Really your question isn't about Zil on HDD (as subject says) but NFS
performance.

I'll tell you a couple of things.  I have a solaris ZFS and NFS server at
work, which noticeably outperforms the previous NFS server.  Here are the
differences in our setup:

Yes, I have SSD for ZIL.  Just one SSD.  32G.  But if this is the problem,
then you'll have the same poor performance on the local machine that you
have over NFS.  So I'm curious to see if you have the same poor performance
locally.  The ZIL does not need to be reliable; if it fails, the ZIL will
begin writing to the main storage, and performance will suffer until the new
SSD is put into production.

Another thing - You have 6 disks in raidz2.  This is 6 disks with the
capacity of 4.  You should get noticeably better performance if you have
3x2disk mirrors.  6 disks with the capacity of 3.  But if your bottleneck is
Ethernet, this difference might be irrelevant.

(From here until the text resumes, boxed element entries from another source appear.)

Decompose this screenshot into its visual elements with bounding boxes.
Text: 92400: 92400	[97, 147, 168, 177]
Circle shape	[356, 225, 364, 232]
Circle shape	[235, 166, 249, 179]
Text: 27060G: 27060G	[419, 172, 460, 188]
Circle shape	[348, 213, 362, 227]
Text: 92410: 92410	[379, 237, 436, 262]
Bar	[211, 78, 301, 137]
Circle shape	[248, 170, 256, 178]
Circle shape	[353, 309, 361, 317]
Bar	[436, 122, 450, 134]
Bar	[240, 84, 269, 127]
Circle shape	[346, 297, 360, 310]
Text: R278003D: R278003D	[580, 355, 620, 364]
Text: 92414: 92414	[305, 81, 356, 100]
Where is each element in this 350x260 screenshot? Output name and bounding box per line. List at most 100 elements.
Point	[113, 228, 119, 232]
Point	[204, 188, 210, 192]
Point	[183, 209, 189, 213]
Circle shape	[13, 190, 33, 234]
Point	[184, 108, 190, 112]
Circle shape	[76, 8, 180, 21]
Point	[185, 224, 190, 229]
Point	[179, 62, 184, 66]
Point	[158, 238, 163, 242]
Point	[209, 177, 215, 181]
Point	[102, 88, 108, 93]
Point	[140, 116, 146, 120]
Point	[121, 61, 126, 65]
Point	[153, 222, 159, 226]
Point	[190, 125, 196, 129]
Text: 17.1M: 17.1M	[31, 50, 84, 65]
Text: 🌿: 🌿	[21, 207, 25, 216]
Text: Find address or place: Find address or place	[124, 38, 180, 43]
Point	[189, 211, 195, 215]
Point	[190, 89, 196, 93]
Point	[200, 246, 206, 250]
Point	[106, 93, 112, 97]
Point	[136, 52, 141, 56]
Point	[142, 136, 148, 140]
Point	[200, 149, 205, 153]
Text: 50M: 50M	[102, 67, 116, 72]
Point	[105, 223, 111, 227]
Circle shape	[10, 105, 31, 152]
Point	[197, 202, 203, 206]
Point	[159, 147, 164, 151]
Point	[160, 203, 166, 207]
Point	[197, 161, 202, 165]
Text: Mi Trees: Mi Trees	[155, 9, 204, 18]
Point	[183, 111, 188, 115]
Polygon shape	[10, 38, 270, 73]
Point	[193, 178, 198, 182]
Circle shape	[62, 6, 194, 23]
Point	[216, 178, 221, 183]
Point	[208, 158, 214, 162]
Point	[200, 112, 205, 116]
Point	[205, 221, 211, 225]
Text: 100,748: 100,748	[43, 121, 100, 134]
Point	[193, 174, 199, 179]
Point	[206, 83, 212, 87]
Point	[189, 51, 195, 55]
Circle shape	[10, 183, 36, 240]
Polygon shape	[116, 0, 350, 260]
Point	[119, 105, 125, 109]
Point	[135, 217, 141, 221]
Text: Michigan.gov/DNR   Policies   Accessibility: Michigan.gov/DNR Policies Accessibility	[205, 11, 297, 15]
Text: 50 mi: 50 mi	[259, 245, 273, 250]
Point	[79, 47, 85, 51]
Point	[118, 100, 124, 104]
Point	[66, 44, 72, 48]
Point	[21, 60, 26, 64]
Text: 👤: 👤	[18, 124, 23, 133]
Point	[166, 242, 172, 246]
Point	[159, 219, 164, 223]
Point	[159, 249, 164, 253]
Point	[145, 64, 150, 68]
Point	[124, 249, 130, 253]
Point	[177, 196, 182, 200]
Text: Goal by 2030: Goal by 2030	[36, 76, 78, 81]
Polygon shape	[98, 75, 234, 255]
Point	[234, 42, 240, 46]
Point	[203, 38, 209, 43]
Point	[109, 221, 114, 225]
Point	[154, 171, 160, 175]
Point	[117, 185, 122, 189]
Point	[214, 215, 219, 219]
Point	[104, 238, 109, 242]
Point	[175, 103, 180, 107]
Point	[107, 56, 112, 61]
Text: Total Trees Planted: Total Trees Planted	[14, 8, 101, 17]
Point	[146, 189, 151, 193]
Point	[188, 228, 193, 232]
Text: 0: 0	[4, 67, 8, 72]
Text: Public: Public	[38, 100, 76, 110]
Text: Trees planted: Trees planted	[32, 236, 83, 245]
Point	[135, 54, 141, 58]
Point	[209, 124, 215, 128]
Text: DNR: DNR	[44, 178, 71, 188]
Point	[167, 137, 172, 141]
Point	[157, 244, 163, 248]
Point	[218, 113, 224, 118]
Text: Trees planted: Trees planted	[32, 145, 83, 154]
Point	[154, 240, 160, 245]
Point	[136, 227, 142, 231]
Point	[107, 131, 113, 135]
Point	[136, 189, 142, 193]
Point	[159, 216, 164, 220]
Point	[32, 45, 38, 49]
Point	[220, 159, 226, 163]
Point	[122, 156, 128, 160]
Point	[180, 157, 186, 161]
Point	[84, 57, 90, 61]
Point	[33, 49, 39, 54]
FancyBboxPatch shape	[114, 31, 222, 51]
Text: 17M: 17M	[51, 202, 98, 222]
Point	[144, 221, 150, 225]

I have nothing special in my dfstab.
cat /etc/dfs/dfstab
share -F nfs -o ro=host1,rw=host2:host3,root=host2,host3,anon=4294967294
/path-to-export

But when I mount it from linux, I took great care to create this config:
cat /etc/auto.master
/-  /etc/auto.direct --timeout=1200

cat /etc/auto.direct
/mountpoint          -fstype=nfs,noacl,rw,hard,intr,posix
solarisserver:/path-to-export


I'm interested to hear if this sheds any light for you.